People are tired and fed up. Everyone wants to return to normal, and working in an office with people who are a health risk is scary. We all know offices are breeding grounds for the cold and flu. Adding coronavirus into that mix isn’t great for anyone – especially employees with a higher risk of serious complications. Allowing unvaccinated workers or clients into the office puts vulnerable employees in harm’s way and neglects their right to a safe working environment. 

The Drawbacks

But if companies choose to follow this track, it’s more important than ever that we embrace true flexibility. While some people may choose not to get vaccinated, others can’t for health reasons, whether that’s an underlying, pre-existing condition or pregnancy.

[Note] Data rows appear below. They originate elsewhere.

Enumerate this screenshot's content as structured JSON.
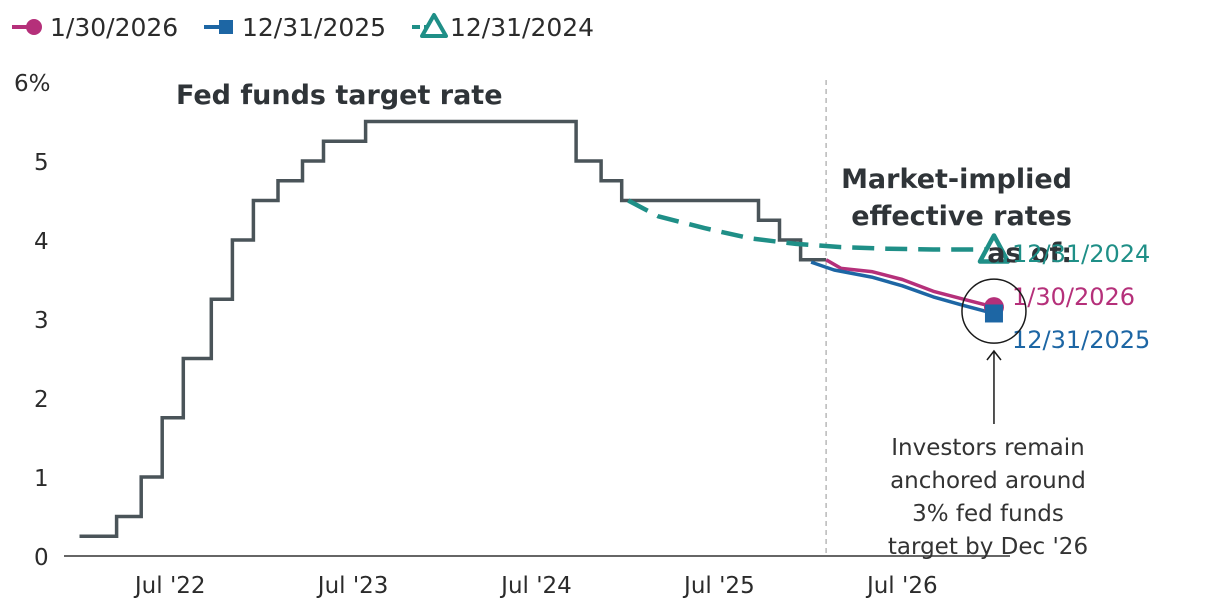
{
  "chart_data": {
    "type": "line",
    "legend": [
      {
        "key": "s2026",
        "label": "1/30/2026",
        "color": "#b5307a",
        "marker": "circle"
      },
      {
        "key": "s2025",
        "label": "12/31/2025",
        "color": "#1d66a4",
        "marker": "square"
      },
      {
        "key": "s2024",
        "label": "12/31/2024",
        "color": "#1f8f87",
        "marker": "triangle"
      }
    ],
    "legend_position": "top-left",
    "y_unit_label": "6%",
    "y_ticks": [
      0,
      1,
      2,
      3,
      4,
      5
    ],
    "ylim": [
      0,
      6
    ],
    "x_ticks": [
      "2022-07-01",
      "2023-07-01",
      "2024-07-01",
      "2025-07-01",
      "2026-07-01"
    ],
    "x_tick_labels": [
      "Jul '22",
      "Jul '23",
      "Jul '24",
      "Jul '25",
      "Jul '26"
    ],
    "xlim": [
      "2021-12-01",
      "2027-02-01"
    ],
    "divider_date": "2026-01-30",
    "fed_funds_label": "Fed funds target rate",
    "fed_funds_color": "#4a5459",
    "fed_funds": [
      [
        "2022-01-01",
        0.25
      ],
      [
        "2022-03-16",
        0.5
      ],
      [
        "2022-05-04",
        1.0
      ],
      [
        "2022-06-15",
        1.75
      ],
      [
        "2022-07-27",
        2.5
      ],
      [
        "2022-09-21",
        3.25
      ],
      [
        "2022-11-02",
        4.0
      ],
      [
        "2022-12-14",
        4.5
      ],
      [
        "2023-02-01",
        4.75
      ],
      [
        "2023-03-22",
        5.0
      ],
      [
        "2023-05-03",
        5.25
      ],
      [
        "2023-07-26",
        5.5
      ],
      [
        "2024-09-18",
        5.0
      ],
      [
        "2024-11-07",
        4.75
      ],
      [
        "2024-12-18",
        4.5
      ],
      [
        "2025-09-17",
        4.25
      ],
      [
        "2025-10-29",
        4.0
      ],
      [
        "2025-12-10",
        3.75
      ],
      [
        "2026-01-30",
        3.75
      ]
    ],
    "market_anno": [
      "Market-implied",
      "effective rates",
      "as of:"
    ],
    "series": [
      {
        "key": "s2024",
        "name": "12/31/2024",
        "dashed": true,
        "points": [
          [
            "2024-12-31",
            4.5
          ],
          [
            "2025-03-01",
            4.3
          ],
          [
            "2025-06-01",
            4.15
          ],
          [
            "2025-09-01",
            4.02
          ],
          [
            "2025-12-01",
            3.95
          ],
          [
            "2026-03-01",
            3.91
          ],
          [
            "2026-06-01",
            3.89
          ],
          [
            "2026-09-01",
            3.88
          ],
          [
            "2026-12-31",
            3.88
          ]
        ]
      },
      {
        "key": "s2026",
        "name": "1/30/2026",
        "dashed": false,
        "points": [
          [
            "2026-01-30",
            3.75
          ],
          [
            "2026-03-01",
            3.64
          ],
          [
            "2026-05-01",
            3.6
          ],
          [
            "2026-07-01",
            3.5
          ],
          [
            "2026-09-01",
            3.35
          ],
          [
            "2026-11-01",
            3.25
          ],
          [
            "2026-12-31",
            3.15
          ]
        ]
      },
      {
        "key": "s2025",
        "name": "12/31/2025",
        "dashed": false,
        "points": [
          [
            "2025-12-31",
            3.72
          ],
          [
            "2026-02-15",
            3.62
          ],
          [
            "2026-05-01",
            3.53
          ],
          [
            "2026-07-01",
            3.42
          ],
          [
            "2026-09-01",
            3.28
          ],
          [
            "2026-11-01",
            3.17
          ],
          [
            "2026-12-31",
            3.07
          ]
        ]
      }
    ],
    "end_labels": [
      {
        "key": "s2024",
        "text": "12/31/2024"
      },
      {
        "key": "s2026",
        "text": "1/30/2026"
      },
      {
        "key": "s2025",
        "text": "12/31/2025"
      }
    ],
    "note_lines": [
      "Investors remain",
      "anchored around",
      "3% fed funds",
      "target by Dec '26"
    ]
  }
}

If employees who aren’t vaccinated, for health or religious reasons, are the only ones working from home, there’s a good chance they’ll be left behind.

Who gets the best jobs? Who gets promoted? Bonuses or raises? Who’s able to build networks and advance in their career? If returning to the office comes with a caveat, we need to make sure that it’s a level playing field for everyone. 

And this goes beyond just the unjabbed. Employees with care-taking responsibilities are predominantly women. It’s not news that the pay gap exists, in part, because of the breaks women have to take from work. In another post, I talked about steps companies can take to fight this.

True flexibility is one of those. This doesn’t just mean working from home for everyone if they want to take it. It means equal access to promotions. It means meetings that take advantage of technology for true inclusion. 

Proximity makes it easier to build strong relationships, and businesses need to be conscious, taking steps to offset the imbalance. Freedom to work from home, without worrying about how it’s going to impact your career, is crucial: for the unvaccinated, the parents with young children and a future of work that has more freedom.

Protecting our community is important, but so is an inclusive culture.